In the final part, I want to talk to you about all of this in practice.
I wanted to talk to you a little bit about a client of ours who are a tech company, they've about under 2,000 employees, and they really care about them. They're very sweet.
They've obviously been working distributed, like most people, and have over last year (2020/2021) are starting to transition from hybrid.
They’ve got a lot of people on Night Shift, and they were starting to see an impact, personally and professionally for their employees.
It wasn't ‘Oh, God, productivity is down, let's intervene’, it was actually, ‘ morale is a bit low, what can we do’.
I want to talk to you about one element of what we what’s in our product that we felt would really, really support them.
We have something specific for people who were in a Night Shift world, and it's called our Night Owl Program.
It's just one of many things we do.
The first thing I would say is we always start with insights, right?
So we would rather a user or a team or a company, select something they want to do, we would never impose it on them.
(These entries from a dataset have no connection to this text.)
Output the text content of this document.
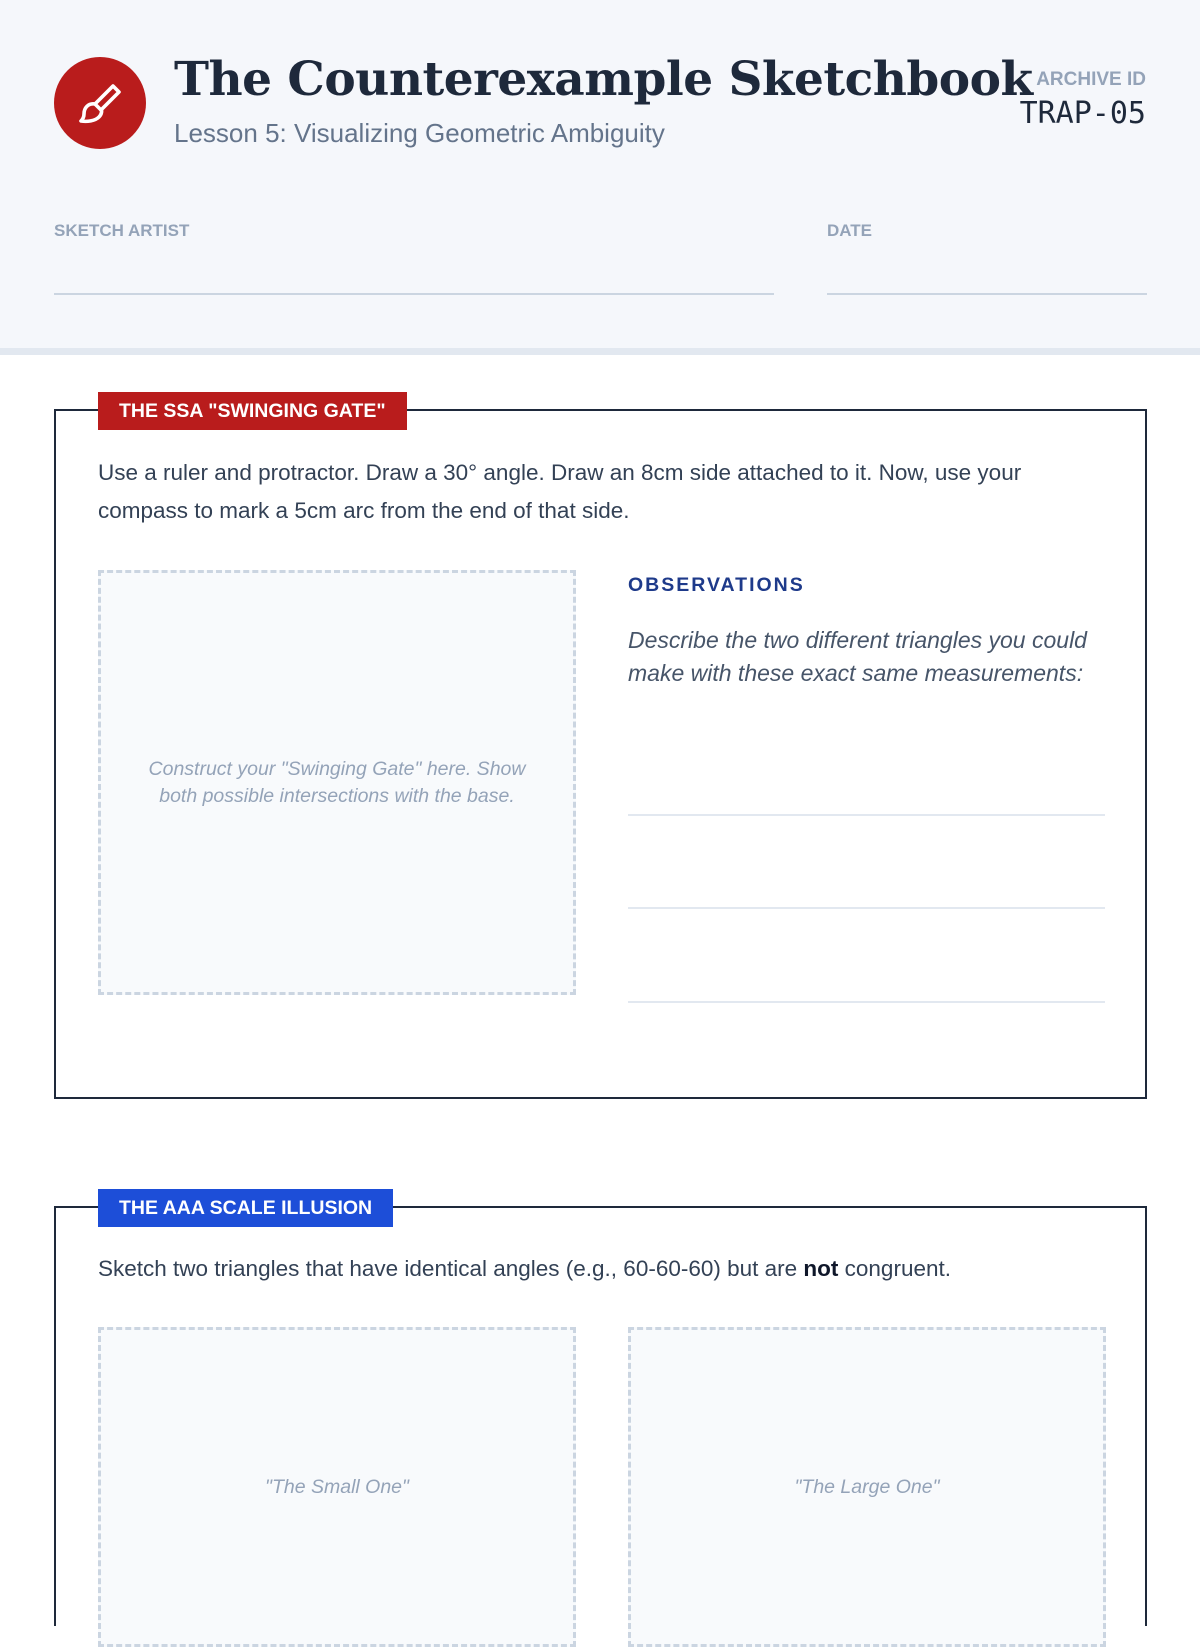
The Counterexample Sketchbook
Lesson 5: Visualizing Geometric Ambiguity
ARCHIVE ID
TRAP-05
SKETCH ARTIST	DATE
THE SSA "SWINGING GATE"
Use a ruler and protractor. Draw a 30° angle. Draw an 8cm side attached to it. Now, use your compass to mark a 5cm arc from the end of that side.
Construct your "Swinging Gate" here. Show both possible intersections with the base.
OBSERVATIONS
Describe the two different triangles you could make with these exact same measurements:
THE AAA SCALE ILLUSION
Sketch two triangles that have identical angles (e.g., 60-60-60) but are not congruent.
"The Small One"	"The Large One"
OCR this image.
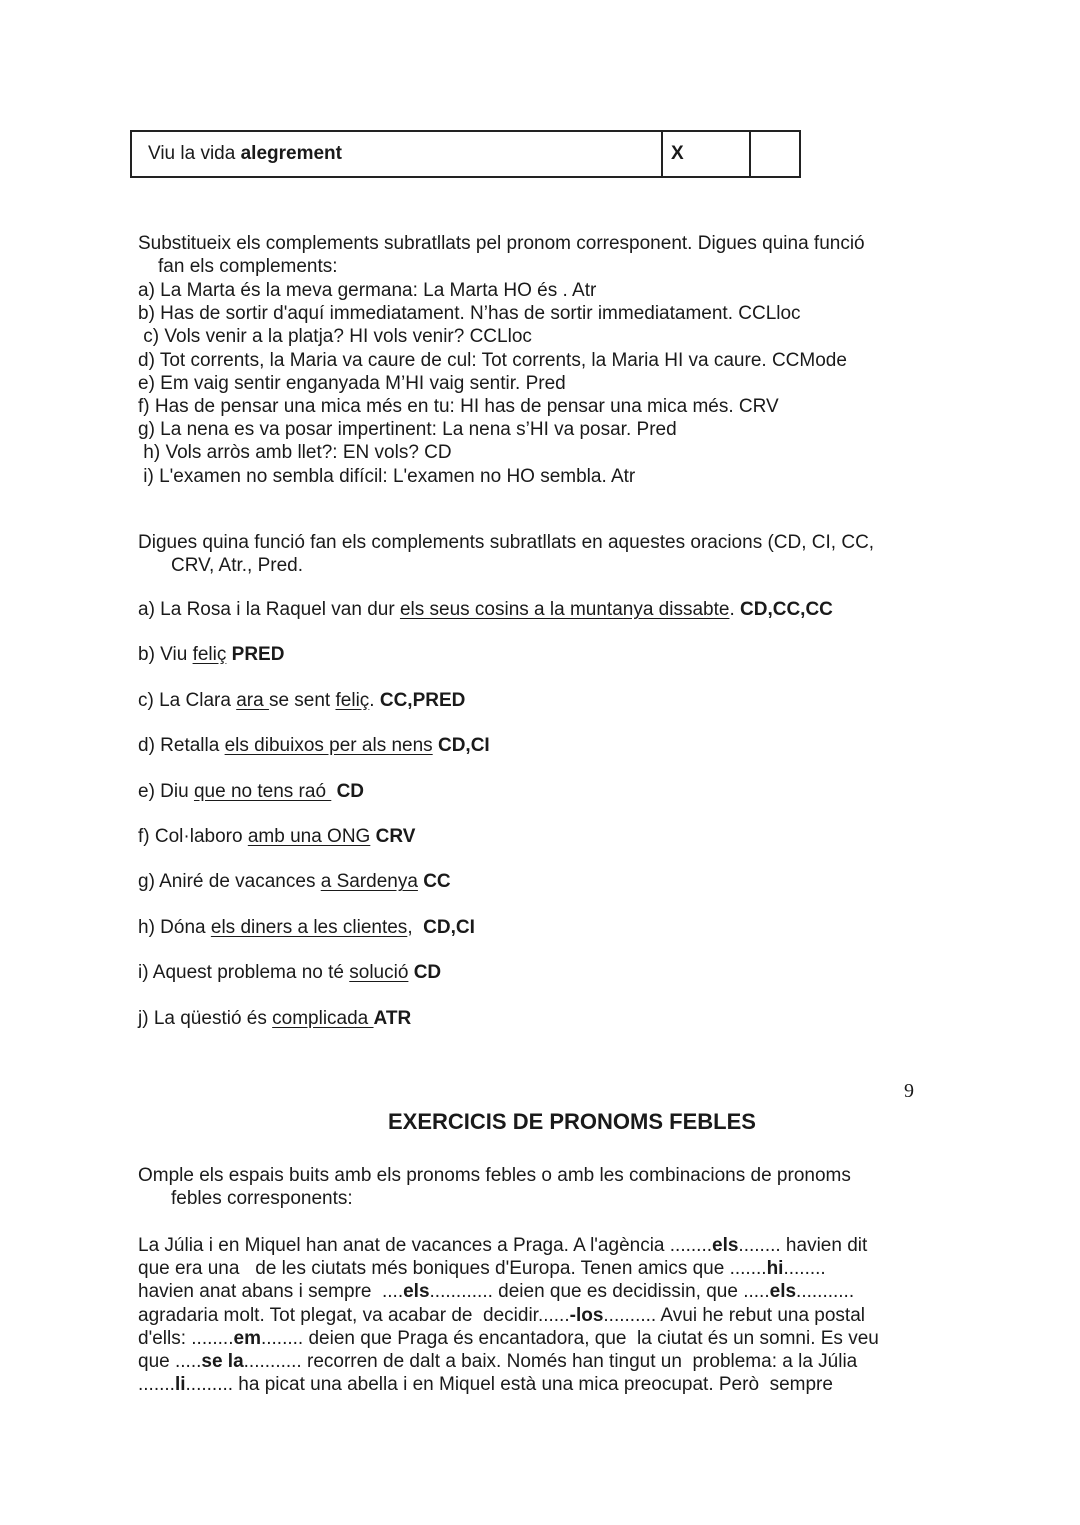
Viu la vida alegrement	X
Substitueix els complements subratllats pel pronom corresponent. Digues quina funció
fan els complements:
a) La Marta és la meva germana: La Marta HO és . Atr
b) Has de sortir d'aquí immediatament. N’has de sortir immediatament. CCLloc
c) Vols venir a la platja? HI vols venir? CCLloc
d) Tot corrents, la Maria va caure de cul: Tot corrents, la Maria HI va caure. CCMode
e) Em vaig sentir enganyada M’HI vaig sentir. Pred
f) Has de pensar una mica més en tu: HI has de pensar una mica més. CRV
g) La nena es va posar impertinent: La nena s’HI va posar. Pred
h) Vols arròs amb llet?: EN vols? CD
i) L'examen no sembla difícil: L'examen no HO sembla. Atr
Digues quina funció fan els complements subratllats en aquestes oracions (CD, CI, CC,
CRV, Atr., Pred.
a) La Rosa i la Raquel van dur els seus cosins a la muntanya dissabte. CD,CC,CC
b) Viu feliç PRED
c) La Clara ara se sent feliç. CC,PRED
d) Retalla els dibuixos per als nens CD,CI
e) Diu que no tens raó  CD
f) Col·laboro amb una ONG CRV
g) Aniré de vacances a Sardenya CC
h) Dóna els diners a les clientes,  CD,CI
i) Aquest problema no té solució CD
j) La qüestió és complicada ATR
9
EXERCICIS DE PRONOMS FEBLES
Omple els espais buits amb els pronoms febles o amb les combinacions de pronoms
febles corresponents:
La Júlia i en Miquel han anat de vacances a Praga. A l'agència ........els........ havien dit
que era una   de les ciutats més boniques d'Europa. Tenen amics que .......hi........
havien anat abans i sempre  ....els............ deien que es decidissin, que .....els...........
agradaria molt. Tot plegat, va acabar de  decidir......-los.......... Avui he rebut una postal
d'ells: ........em........ deien que Praga és encantadora, que  la ciutat és un somni. Es veu
que .....se la........... recorren de dalt a baix. Només han tingut un  problema: a la Júlia
.......li......... ha picat una abella i en Miquel està una mica preocupat. Però  sempre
The insight for this came from the Team Check-in feature, where the team is checking-in givng their sentiments, and what was and what wasn't so good in the past month? What was blocking them? What was holding them back? And then how are they feeling about that month ahead?
Then what we do is bring the insights into a team talk where they actually talk about,’ hey, look at our analytics, what does that say? What might we if we want to do anything do off the back of it?’
I'll show you a little bit about how it worked out.
This is not us, this is what the users found.
You can see pre-program
- 56% Found it difficult to Sleep
- 35% found eating habits effected sleep
- 46% found their environment effected sleep
- 40% found were not happy with their work:life balance
- 93% found they had learned how to improve their sleep
- 97% found the picked up better eating habits
- 98% found they understood environment and exercise effects on sleep
- 96% found program helped them with work:life balance
I think that some things that really jumped out to me were when you see the very human piece of somebody saying actually, this is like my personal coach. That's back to the personalization, we talked about earlier.